Example with --memory 10g:

  • Docker hard limit: 10g (100%)
  • Docker soft limit (reservation): 8.5g (85%)
  • Virtuoso buffer calculations: based on 8.5g
  • Available headroom: 1.5g (15%) for process overhead

The script automatically constructs the VIRT_Parameters_DirsAllowed environment variable, including the container data directory and any paths specified via --mount-volume.

Automatic MaxCheckpointRemap configuration

Section titled “Automatic MaxCheckpointRemap configuration”

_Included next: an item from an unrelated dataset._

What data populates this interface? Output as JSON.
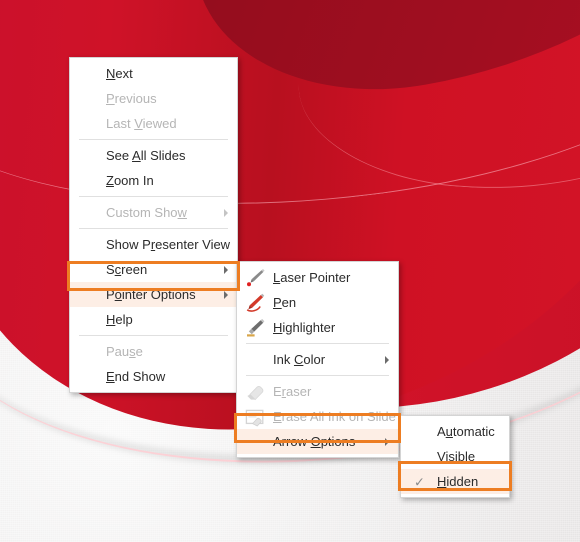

For large databases (> 1 GiB), Virtuoso recommends tuning the MaxCheckpointRemap parameter. This script offers two methods:

  1. The script checks for an existing virtuoso.ini file in --data-dir
  2. If the total size exceeds 1 GiB, it calculates the recommended value (1/4th of total size in 8K pages)
  3. It modifies MaxCheckpointRemap in both [Database] and [TempDatabase] sections

Use --estimated-db-size-gb to preconfigure MaxCheckpointRemap via environment variables:

Terminal window
virtuoso-launch --estimated-db-size-gb 100

The script automatically configures Virtuoso for parallel query execution based on available CPU cores.

When launched, the script sets:

AsyncQueueMaxThreads = CPU_cores * 1.5
ThreadsPerQuery = CPU_cores
MaxClientConnections = CPU_cores * 2
HTTPServer_ServerThreads = CPU_cores * 2

You can override the detected CPU count using --parallel-threads:

Terminal window
virtuoso-launch --parallel-threads 8

The script calculates MaxQueryMem to prevent out-of-memory errors during query execution:

MaxQueryMem = (EffectiveMemory - BufferMemory) * 0.8

This ensures queries have dedicated memory separate from the buffer pool.

The script enables adaptive vector sizing for better performance on large queries:

AdjustVectorSize = 1
MaxVectorSize = 1000000
  • AsyncQueueMaxThreads: According to Virtuoso configuration tips: “This should be set to either 1.5 * the number of cores or 1.5 * the number of core threads; see which works better.”

  • ThreadsPerQuery: According to Configuration Parameters for Vectoring and Parallelization: “The number of cores on the machine is a reasonable default if running large queries.”

  • MaxClientConnections: According to OpenLink Community: “sets the maximum number of threads that can be allocated for SQL Connectivity”. Set to CPU_cores * 2 to ensure it exceeds AsyncQueueMaxThreads.

  • AdjustVectorSize: According to Configuration Parameters for Vectoring and Parallelization: “Set AdjustVectorSize = 1 to enable this feature. The SQL execution engine will increase the vector size when it sees an index lookup that does not get good locality.” This can yield “up to a 3x speed-up” on large queries.

  • MaxVectorSize: According to Configuration Parameters for Vectoring and Parallelization: “When AdjustVectorSize is on, this setting gives the maximum vector size. The default is 1,000,000 and the largest allowed value is about 3,500,000.”

To ensure reliable operation of long-running operations, the launcher enforces these settings in [Client] of virtuoso.ini:

  • SQL_QUERY_TIMEOUT = 0
  • SQL_TXN_TIMEOUT = 0

The launch_virtuoso function can be imported and called directly from Python code:

from virtuoso_utilities.launch_virtuoso import launch_virtuoso
launch_virtuoso(
name="my-virtuoso",
data_dir="./virtuoso-data",
memory="8g",
dba_password="dba",
detach=True,
wait_ready=True,
enable_write_permissions=True,
)

The function parameters correspond to the CLI arguments described above.